What is behind the increase in FX deposits?
In an environment where TL preferences continue to strengthen, one of the reasons behind the increase in FX deposits may be the current account surplus in the summer months. During the summer months when the economy runs a current account surplus, companies may seasonally increase their FX deposit accounts.
Another important factor driving the increase in FX deposit accounts is the accelerated exit process from FX deposits due to the policy steps taken. Since April 2024, the decline in FX deposits accelerated as a result of the CBRT’s steps to reduce the supply and demand for FX deposits, along with the increasing demand for TL assets by domestic and foreign residents and improving reserves. The tax regulations introduced by the Ministry of Treasury and Finance for the use of the CPD accounts also supported this process. With the effect of these regulations, the reduction in CPD renewals, which encouraged the reduction in CPD balances, increased the switching to TL and FX at maturity.
This development in FX and TL switching is in line with CBRT expectations and the objectives of the regulations. In the last two months, while the balance of the RRR decreased by more than $14 billion, the amount preferred as FX or gold at maturity was about $4.7.

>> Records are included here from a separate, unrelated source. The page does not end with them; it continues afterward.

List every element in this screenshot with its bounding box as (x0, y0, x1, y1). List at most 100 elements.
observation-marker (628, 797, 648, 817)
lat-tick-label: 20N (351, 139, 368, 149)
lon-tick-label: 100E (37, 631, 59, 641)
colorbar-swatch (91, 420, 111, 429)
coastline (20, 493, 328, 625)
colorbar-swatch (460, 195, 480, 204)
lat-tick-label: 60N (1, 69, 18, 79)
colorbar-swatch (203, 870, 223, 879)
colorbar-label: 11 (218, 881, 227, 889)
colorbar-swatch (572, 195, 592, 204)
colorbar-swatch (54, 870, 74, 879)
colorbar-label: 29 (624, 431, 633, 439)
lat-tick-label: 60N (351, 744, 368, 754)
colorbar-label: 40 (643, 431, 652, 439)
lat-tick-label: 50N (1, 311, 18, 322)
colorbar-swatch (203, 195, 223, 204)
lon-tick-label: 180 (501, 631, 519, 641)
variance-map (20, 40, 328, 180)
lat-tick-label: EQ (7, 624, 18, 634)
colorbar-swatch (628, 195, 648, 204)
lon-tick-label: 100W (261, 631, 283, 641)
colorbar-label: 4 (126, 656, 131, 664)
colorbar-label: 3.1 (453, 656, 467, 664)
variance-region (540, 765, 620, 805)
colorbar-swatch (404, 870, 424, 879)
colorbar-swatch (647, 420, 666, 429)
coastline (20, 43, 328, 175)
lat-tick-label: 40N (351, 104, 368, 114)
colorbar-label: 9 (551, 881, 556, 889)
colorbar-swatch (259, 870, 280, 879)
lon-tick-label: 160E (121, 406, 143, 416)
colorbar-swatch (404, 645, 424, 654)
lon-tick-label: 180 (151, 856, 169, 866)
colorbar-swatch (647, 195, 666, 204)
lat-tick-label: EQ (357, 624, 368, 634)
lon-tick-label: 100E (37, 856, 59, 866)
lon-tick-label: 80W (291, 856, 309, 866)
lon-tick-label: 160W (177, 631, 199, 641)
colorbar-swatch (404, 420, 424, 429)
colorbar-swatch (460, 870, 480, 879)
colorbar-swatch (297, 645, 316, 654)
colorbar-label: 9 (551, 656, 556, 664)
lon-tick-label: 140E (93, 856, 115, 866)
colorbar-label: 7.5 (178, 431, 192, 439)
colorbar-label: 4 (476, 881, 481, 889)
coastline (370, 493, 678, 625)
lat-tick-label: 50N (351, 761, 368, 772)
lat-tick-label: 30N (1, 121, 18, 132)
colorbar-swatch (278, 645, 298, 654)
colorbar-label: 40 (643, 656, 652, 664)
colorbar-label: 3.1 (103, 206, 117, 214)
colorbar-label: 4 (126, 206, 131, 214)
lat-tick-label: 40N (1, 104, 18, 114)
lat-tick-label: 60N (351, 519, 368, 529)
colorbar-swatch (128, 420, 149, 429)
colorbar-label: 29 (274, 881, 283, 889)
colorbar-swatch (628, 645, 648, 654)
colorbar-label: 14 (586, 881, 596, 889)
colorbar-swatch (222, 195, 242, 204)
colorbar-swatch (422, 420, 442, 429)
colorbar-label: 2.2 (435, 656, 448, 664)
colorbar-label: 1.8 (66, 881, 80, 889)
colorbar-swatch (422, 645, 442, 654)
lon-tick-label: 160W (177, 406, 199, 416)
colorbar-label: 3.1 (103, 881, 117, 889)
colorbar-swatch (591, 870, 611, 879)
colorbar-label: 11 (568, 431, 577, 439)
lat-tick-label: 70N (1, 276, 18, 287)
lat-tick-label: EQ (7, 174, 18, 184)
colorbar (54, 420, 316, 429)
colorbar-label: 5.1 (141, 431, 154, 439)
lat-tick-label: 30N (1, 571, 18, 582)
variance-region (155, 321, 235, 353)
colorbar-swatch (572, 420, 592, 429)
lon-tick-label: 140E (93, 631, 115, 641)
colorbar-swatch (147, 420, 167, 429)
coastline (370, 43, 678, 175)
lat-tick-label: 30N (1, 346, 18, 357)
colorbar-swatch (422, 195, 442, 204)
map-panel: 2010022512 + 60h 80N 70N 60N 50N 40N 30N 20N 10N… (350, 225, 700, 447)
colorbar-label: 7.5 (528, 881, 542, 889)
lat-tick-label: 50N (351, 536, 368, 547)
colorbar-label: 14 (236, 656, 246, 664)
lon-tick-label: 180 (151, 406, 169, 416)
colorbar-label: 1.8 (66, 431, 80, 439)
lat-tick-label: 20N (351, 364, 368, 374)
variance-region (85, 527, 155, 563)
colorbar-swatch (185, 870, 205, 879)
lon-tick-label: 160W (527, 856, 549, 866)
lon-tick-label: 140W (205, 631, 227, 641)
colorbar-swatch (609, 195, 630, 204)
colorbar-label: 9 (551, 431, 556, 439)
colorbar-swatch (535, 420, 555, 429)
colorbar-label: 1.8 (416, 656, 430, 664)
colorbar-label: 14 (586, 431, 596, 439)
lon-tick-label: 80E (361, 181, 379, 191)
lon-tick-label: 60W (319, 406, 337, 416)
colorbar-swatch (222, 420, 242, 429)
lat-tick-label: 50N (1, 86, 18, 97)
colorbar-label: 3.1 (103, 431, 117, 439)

CPD unwound by USD 14 billion, FX deposits increased by USD 3.3 billion In the last two months. When we analyze the sum, we see that the downward trend continues. In fact, the share of TL deposits in total deposits rose from 48.4 percent to 51.8 percent in the last two months. After a rapid transition from FX deposits to TL deposits, the FX deposit balance is stabilizing with the acceleration of the outflow from the CPD The decline in inflation in the upcoming period will support the increase in the share of TL deposits.”